D'un autre côté, la majorité du public ne soutient pas la division sans réponse à une question simple : qu'est-ce qui, dans une telle situation, empêchera les missiles Kornet ou les drones de frapper les tours Azrieli ou l'aéroport Ben Gourion ? Avec tout le respect que je vous dois, entre choisir une menace future découlant d'une analyse historico-morale et une menace d'un État ennemi qui nous domine par le feu et l'observation, la plupart des citoyens israéliens préfèrent prendre le risque. En supposant qu'une telle paix dure une dizaine d'années, que se passera-t-il quand elle s'effondrera ? Nous nous placerons dans une situation où nous serons contraints de commettre des actes bien plus graves que de simples mesures policières. Il est fort probable que ces mêmes personnes, qui sont à juste titre choquées par la situation morale actuelle en Judée-Samarie, seront également à juste titre choquées par les bombardements qui coûtent la vie à de nombreux civils à Jénine et Tulkarem.
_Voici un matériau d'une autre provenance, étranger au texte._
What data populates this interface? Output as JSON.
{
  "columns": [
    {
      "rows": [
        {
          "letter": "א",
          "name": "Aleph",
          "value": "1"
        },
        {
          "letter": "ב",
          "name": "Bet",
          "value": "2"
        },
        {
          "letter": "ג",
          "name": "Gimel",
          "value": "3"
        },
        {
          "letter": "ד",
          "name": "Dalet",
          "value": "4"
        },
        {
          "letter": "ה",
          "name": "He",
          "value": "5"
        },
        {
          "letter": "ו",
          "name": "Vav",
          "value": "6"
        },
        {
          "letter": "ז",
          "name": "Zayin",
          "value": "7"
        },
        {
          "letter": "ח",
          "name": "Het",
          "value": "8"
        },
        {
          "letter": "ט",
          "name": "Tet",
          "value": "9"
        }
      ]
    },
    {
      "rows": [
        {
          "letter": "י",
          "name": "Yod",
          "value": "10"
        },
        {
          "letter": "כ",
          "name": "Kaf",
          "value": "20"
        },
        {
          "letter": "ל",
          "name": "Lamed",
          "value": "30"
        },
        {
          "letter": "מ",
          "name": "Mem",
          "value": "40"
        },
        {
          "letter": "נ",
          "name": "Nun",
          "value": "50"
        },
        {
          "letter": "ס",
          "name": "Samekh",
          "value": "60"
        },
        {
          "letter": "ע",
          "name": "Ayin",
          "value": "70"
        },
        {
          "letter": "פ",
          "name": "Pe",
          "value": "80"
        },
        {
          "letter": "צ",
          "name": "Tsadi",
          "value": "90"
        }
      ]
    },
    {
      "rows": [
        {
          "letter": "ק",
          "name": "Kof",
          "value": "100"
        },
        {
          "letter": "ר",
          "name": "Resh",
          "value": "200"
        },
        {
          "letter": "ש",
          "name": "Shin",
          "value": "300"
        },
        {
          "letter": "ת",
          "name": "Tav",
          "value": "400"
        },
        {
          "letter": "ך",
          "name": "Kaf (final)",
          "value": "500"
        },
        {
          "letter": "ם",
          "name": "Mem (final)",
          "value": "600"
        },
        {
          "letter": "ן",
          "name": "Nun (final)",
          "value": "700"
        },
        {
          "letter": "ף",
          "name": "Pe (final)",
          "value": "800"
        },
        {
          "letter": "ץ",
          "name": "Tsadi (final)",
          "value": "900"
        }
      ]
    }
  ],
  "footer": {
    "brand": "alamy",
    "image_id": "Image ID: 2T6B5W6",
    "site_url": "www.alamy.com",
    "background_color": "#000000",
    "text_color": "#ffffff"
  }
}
Ainsi, l'équation suivante a été créée : si vous pensez que les implantations sont un obstacle à la paix, de votre point de vue, l'événement n'est pas le fait de jeunes des collines ou d'extrémistes qu'il faut arrêter, mais la division en deux États. Et si vous croyez en la nécessité d'un Grand Israël à tout prix, vous êtes tenu de vous aligner et d'être d'accord avec tout ce qui se passe sur le terrain, pour la cause. Mais la plupart des citoyens israéliens ne veulent pas d'un État palestinien, c'est un fait. Et à l'inverse, ces mêmes citoyens ne soutiennent absolument pas la violence débridée contre les Palestiniens. Comment répondre à cette majorité ? En veillant à ce qu'il y ait une représentation pour ces citoyens qui ne veulent pas d'un État palestinien, mais qui exigent l'ordre et le contrôle absolu de Tsahal sur le terrain.

Toute tentative de pousser le public à un choix « soit l'un, soit l'autre » aboutira à un résultat que vous ne voulez pas, c'est pourquoi une séparation claire doit être créée entre les deux discussions. Vous voulez vous séparer des Palestiniens ? Commencez par convaincre le public de la manière dont cela mènera à la sécurité. Cela n'a rien à voir avec le fait que la souveraineté israélienne en Judée-Samarie exige la loi et l'ordre. Et que les éléments radicaux doivent être freinés. Et cela n'a certainement rien à voir avec le fait que des randonneurs soient attaqués. Tant que vous n'êtes pas disposé à mener cette discussion séparément, vous faites partie du problème.